You will have problems obtaining anything more than 5-7Mbit/s based 
on 1500 byte Ethernet packets and a RTT latency of 70-90ms. You can 
increase your window size or use Jumbo Ethernet frames. Almost all 
GigE gear supports jumbo frames. I'm not sure of your application, 
but without OS tweaks, each stream is limited to 5-7Mbit/s. You can 
open multiple streams between the same two hosts or you can use 
multiple hosts to transfer your data. You can utilize the entire DS3, 
but not without OS TCP stack tweaks or a move to jumbo frames. You 
can also use UDP or another connectionless packet method to move the 
data between sites. Good luck.


-Robert



Tellurian Networks - Global Hosting Solutions Since 1995
http://www.tellurian.com | 888-TELLURIAN | 973-300-9211
"Well done is better than well said." - Benjamin Franklin



Re: TCP and WAN issue

2007-03-27 Thread Joe Abley



On 27-Mar-2007, at 16:35, Joe Abley wrote:

You might take a look through RFC 2488/BCP 28, if you haven't  
already. The circuit propagation delays in that scenarios painted  
by that document are far higher than yours, but the principles are  
the same.


"... in *the* scenarios..." I am having trouble with words, today.




Re: TCP and WAN issue

2007-03-27 Thread Roland Dobbins



On Mar 27, 2007, at 1:26 PM, Philip Lavine wrote:


inherent in Windows (registry tweaks seem to not functions too well)?

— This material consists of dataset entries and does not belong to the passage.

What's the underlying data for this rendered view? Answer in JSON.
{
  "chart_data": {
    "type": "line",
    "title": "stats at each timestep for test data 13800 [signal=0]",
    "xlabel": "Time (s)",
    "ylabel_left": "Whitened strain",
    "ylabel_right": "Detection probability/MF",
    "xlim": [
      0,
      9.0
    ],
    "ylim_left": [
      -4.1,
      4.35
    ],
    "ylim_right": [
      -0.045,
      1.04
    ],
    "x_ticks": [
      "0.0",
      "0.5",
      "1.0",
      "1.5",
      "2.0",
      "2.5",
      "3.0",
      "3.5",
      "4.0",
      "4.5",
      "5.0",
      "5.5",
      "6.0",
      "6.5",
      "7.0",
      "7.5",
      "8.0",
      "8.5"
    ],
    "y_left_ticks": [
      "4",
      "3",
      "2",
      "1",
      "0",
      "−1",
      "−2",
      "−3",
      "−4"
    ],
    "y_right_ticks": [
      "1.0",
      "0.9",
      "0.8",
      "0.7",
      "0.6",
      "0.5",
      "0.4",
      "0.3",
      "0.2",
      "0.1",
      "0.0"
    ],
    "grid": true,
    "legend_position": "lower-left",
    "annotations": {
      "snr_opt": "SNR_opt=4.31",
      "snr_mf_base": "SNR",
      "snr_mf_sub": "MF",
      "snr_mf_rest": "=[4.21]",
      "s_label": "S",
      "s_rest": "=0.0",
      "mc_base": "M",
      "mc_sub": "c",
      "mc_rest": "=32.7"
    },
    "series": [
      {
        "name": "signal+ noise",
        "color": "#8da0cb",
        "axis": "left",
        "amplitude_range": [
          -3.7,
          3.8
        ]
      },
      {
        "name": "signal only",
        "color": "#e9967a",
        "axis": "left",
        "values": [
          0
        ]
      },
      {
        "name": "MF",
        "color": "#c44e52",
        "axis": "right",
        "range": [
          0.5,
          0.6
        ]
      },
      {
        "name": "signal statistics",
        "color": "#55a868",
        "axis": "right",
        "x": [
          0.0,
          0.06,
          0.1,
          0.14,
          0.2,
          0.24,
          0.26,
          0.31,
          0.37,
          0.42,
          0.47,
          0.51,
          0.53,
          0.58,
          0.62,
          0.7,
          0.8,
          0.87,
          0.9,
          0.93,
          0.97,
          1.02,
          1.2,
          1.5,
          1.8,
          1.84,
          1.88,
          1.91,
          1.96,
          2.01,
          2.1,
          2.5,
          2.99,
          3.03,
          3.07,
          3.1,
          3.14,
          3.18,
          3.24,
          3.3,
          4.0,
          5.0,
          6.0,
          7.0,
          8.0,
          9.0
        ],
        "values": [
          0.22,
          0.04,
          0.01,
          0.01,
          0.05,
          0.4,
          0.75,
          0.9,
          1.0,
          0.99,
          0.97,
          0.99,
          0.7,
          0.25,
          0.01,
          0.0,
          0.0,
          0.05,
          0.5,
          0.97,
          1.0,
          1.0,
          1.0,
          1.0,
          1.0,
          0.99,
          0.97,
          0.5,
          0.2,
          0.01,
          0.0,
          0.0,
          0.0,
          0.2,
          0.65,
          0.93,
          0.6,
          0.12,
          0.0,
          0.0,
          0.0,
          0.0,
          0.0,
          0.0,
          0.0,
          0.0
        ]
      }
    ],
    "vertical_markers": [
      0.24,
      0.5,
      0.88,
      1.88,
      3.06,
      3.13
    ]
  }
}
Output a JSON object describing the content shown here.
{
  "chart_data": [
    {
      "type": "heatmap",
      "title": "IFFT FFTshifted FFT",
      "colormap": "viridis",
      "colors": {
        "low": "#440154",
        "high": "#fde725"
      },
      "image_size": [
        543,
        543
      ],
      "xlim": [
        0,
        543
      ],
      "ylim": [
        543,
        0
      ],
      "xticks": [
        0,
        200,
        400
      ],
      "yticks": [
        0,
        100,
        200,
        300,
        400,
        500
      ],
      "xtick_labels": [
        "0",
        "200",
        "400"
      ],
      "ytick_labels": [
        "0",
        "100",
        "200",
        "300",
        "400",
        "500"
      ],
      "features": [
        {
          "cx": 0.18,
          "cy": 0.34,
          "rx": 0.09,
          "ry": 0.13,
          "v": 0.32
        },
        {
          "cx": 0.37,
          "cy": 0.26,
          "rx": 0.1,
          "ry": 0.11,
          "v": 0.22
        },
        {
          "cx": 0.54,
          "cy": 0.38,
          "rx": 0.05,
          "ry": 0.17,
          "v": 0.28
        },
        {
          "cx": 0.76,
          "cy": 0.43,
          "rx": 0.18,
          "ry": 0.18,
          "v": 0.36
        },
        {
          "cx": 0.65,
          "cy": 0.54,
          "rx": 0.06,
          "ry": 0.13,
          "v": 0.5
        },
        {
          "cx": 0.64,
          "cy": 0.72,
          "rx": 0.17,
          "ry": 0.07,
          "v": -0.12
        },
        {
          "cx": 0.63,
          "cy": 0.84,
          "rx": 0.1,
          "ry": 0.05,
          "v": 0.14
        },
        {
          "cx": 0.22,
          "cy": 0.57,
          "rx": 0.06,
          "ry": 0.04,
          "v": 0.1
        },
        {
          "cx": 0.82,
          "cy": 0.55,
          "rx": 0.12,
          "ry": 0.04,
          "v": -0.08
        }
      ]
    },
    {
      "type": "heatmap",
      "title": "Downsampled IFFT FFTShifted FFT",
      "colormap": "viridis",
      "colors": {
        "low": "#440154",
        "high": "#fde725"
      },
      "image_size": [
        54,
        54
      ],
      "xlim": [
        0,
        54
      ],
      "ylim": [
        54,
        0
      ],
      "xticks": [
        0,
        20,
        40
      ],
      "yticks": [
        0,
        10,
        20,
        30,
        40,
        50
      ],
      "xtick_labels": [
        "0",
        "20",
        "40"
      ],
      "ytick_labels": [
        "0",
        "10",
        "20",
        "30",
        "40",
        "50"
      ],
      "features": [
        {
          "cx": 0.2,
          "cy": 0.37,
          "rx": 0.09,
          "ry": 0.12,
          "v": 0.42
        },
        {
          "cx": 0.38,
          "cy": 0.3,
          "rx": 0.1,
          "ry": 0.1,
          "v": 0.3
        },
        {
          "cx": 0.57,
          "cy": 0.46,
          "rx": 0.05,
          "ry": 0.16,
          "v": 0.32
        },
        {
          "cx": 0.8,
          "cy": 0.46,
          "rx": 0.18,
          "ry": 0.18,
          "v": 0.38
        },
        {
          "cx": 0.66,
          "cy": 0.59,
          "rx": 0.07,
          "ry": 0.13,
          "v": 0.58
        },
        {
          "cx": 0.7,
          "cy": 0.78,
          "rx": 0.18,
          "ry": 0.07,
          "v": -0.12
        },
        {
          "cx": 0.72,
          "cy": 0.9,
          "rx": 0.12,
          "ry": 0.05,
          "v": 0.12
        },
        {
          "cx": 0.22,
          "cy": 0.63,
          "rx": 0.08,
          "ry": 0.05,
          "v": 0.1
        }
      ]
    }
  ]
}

You should certainly look at your MTU and MSS values to ensure there  
are no difficulties of that sort.  Is there any other factor such as  
perhaps slow DNS server (or other lookup-type services) responses  
which can be contributing to the perceived slowness?  How about  
tuning the I/O buffers on the relevant routers?  Can you tune the I/O  
buffers on the servers?


And what about your link utilization?  Is the DS3 sufficient?  Take a  
look at pps and bps, and take a look at your average packet sizes  
(NetFlow can help with this).  Are your apps sending lots of smaller  
packets, or are you getting nice, large packet-sizes?


Finally, if none of the above help, you could look at something like  
SCTP, if your servers and apps support it.  But I'd go through the  
above exercise, first.


---
Roland Dobbins <[EMAIL PROTECTED]> // 408.527.6376 voice

Words that come from a machine have no soul.

  -- Duong Van Ngo



Re: TCP and WAN issue

2007-03-27 Thread Joe Abley



On 27-Mar-2007, at 16:26, Philip Lavine wrote:

I have an east coast and west coast data center connected with a  
DS3. I am running into issues with streaming data via TCP and was  
wondering besides hardware acceleration, is there any options at  
increasing throughput and maximizing the bandwidth? How can I  
overcome the TCP stack limitations inherent in Windows (registry  
tweaks seem to not functions too well)?


You might take a look through RFC 2488/BCP 28, if you haven't  
already. The circuit propagation delays in that scenarios painted by  
that document are far higher than yours, but the principles are the  
same.



Joe




TCP and WAN issue

2007-03-27 Thread Philip Lavine

To all,

I have an east coast and west coast data center connected with a DS3. I am 
running into issues with streaming data via TCP and was wondering besides 
hardware acceleration, is there any options at increasing throughput and 
maximizing the bandwidth? How can I overcome the TCP stack limitations inherent 
in Windows (registry tweaks seem to not functions too well)?